Today I want to take that idiom and apply it somewhat differently. Think about it this way – walk a mile in your child’s shoes. What does life look like from their perspective? Oh how I would love to literally see everything through Will’s eyes and to actually remember what it’s like to experience and be in awe of the created world for the first time.
Last week I took Will on a walk – a mile walk to be exact. I decided to let him have the exhausting freedom of walking on his own without the stroller, thinking that we would turn around as soon as he grew tired from the hard work. Well, the little guy surprised me and we were able to make it the full mile loop through our neighborhood! I had the enjoyment of seeing the world (neighborhood) from Will’s perspective as we ambled along together.
We stopped at every storm drain to peer inside. We jumped in every puddle. Every bird, squirrel, and rabbit was pointed at. All dogs were barked at, and, if they came close enough, were touched with loving enthusiasm. Trucks (and trucks only) were greeted with an excited and squeaky “vroom vroom!” Every single person – in a car – walking – running – gardening – got a hello wave and a goodbye wave. The word “WOAH” was repeated again and again. Sticks were picked up and played with. This walk – this twenty-minute one-mile loop took us an hour to complete. An hour filled with exclamation, delight, and wonder as Will explored the world around him. To me, this walk was beautiful as I was forced to slow down and appreciate the seemingly little wonders around me. A mile-walk with Will gifted me the freedom of slowing down and seeing the world through the appreciative eyes of a toddler. This was a gift indeed.

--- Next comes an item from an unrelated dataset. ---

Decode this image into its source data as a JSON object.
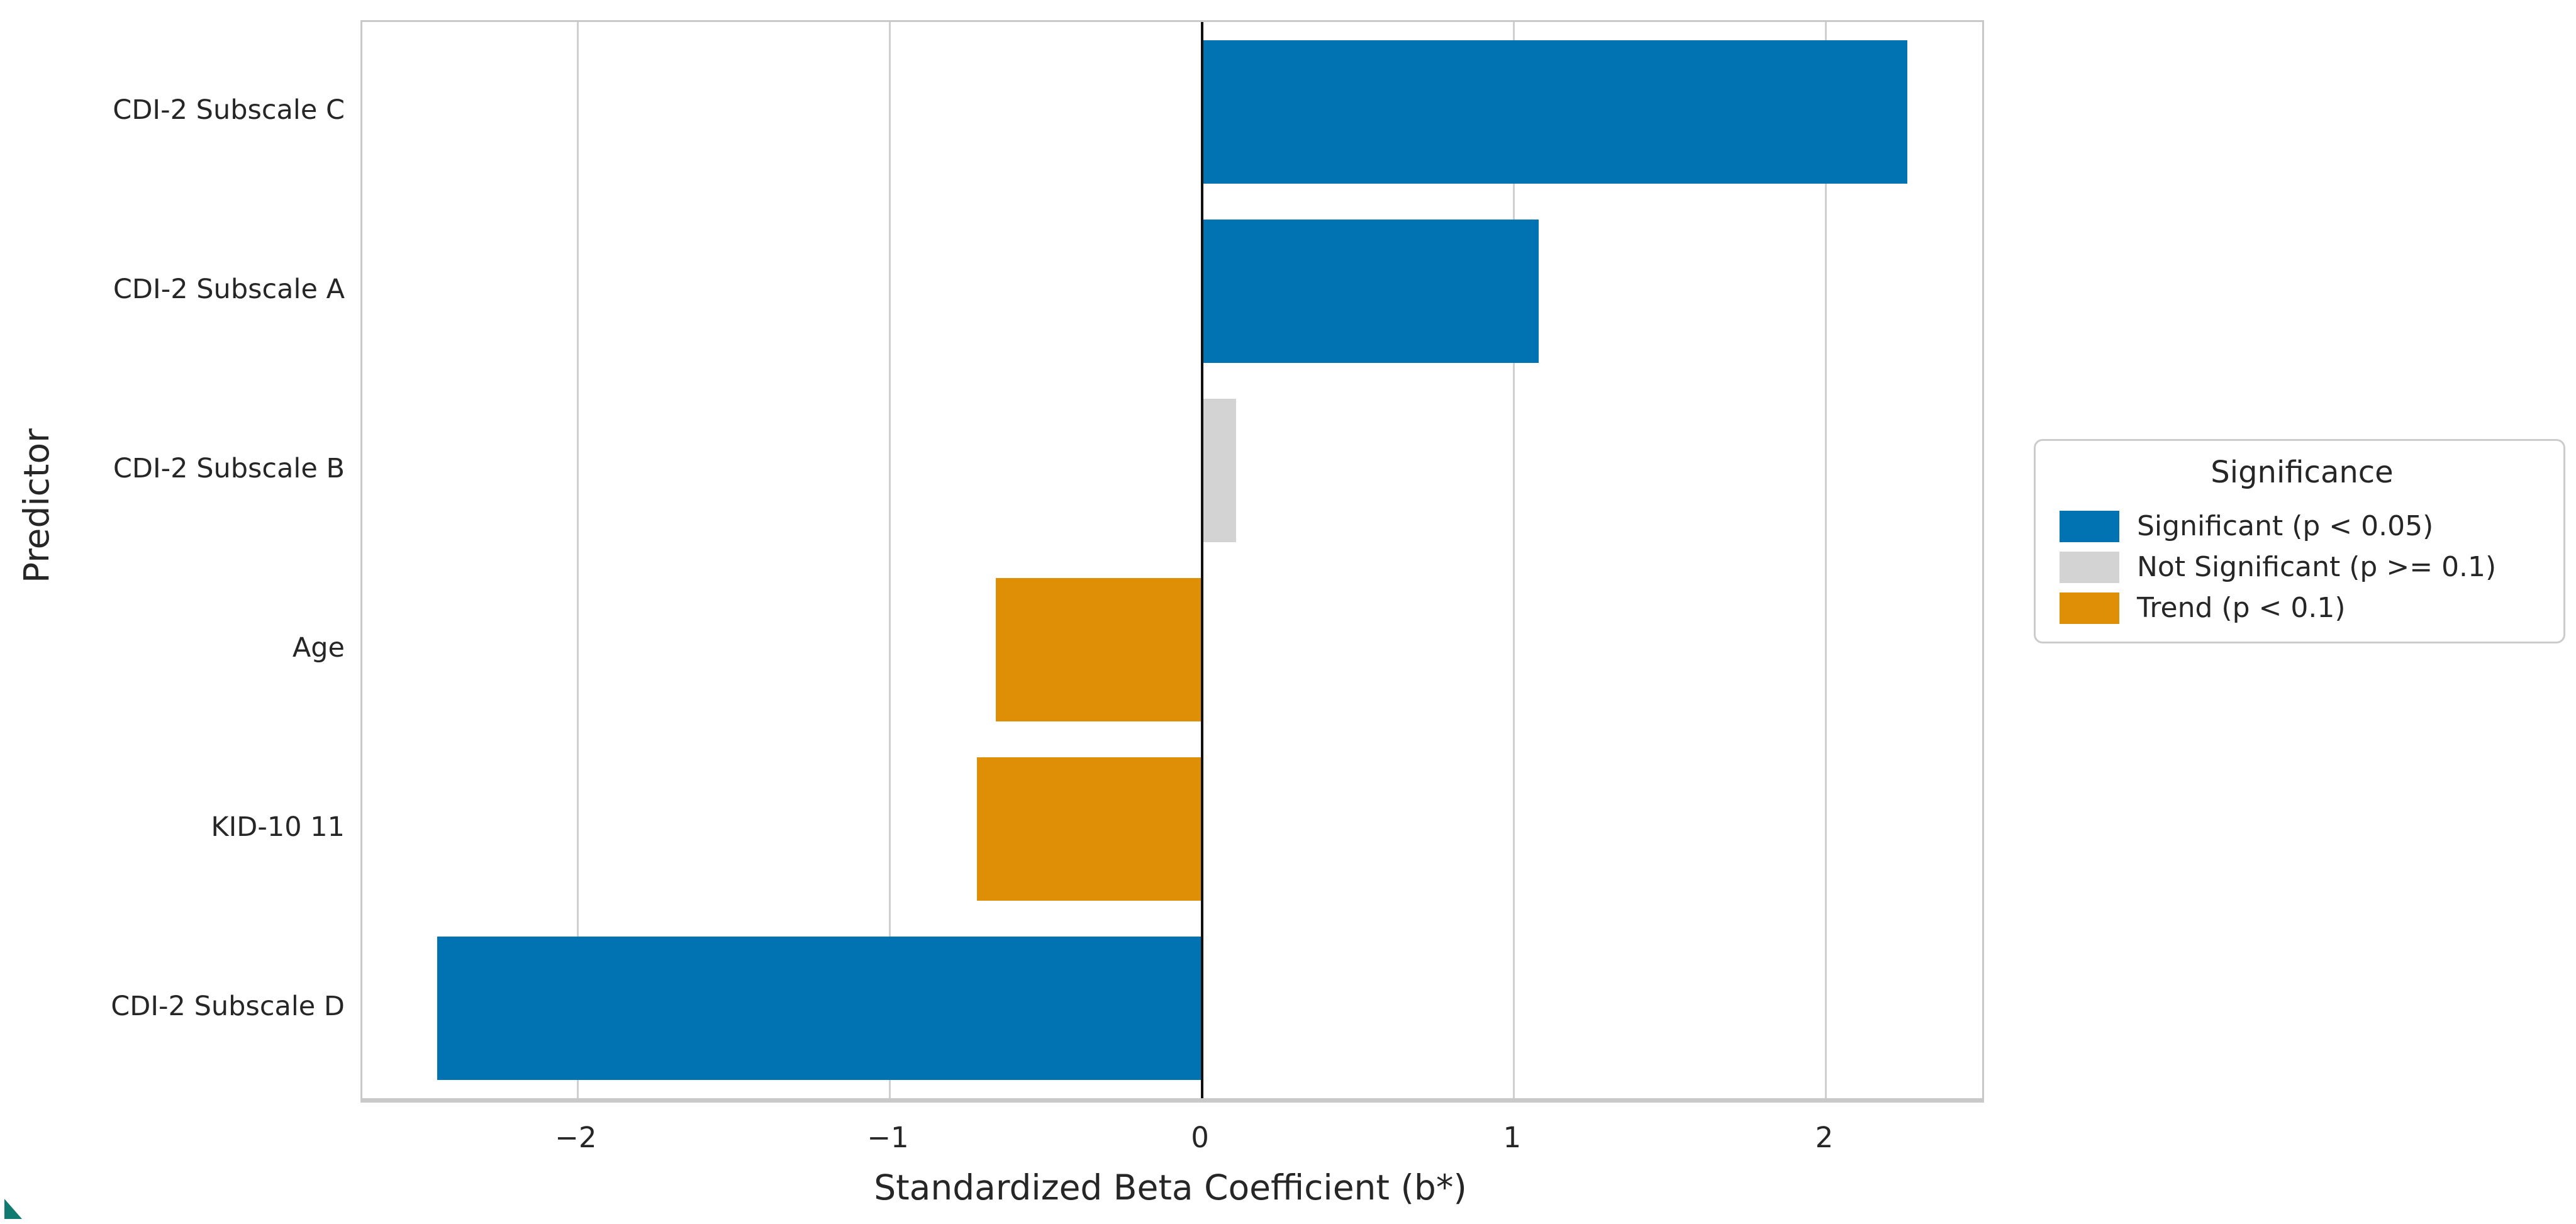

Life moves at a rapid pace. I know that. We all have so much to do, and no matter what we try to cut out, the days can still seem full in an overwhelming sense. Even when we eliminate the “unnecessaries” we still have so much “necessary” to fit in. So, I know it’s hard to slow down. And yet, I want to encourage you to do just that. Slow down for a moment – an hour – a day. Spend some time in your child’s shoes. Try to see what they see and delight in what delights them. I’m not a medical expert so I won’t list off the health benefits of slowing down. But I know they exist. I’m not a parenting expert so I won’t detail all the good ways this can strengthen your relationship with your child. But I know it happens.
Slow down, friend, whenever possible. Take a few moments to view the world through your child’s eyes. You may find yourself increasingly thankful and in greater awe of the many marvels around you.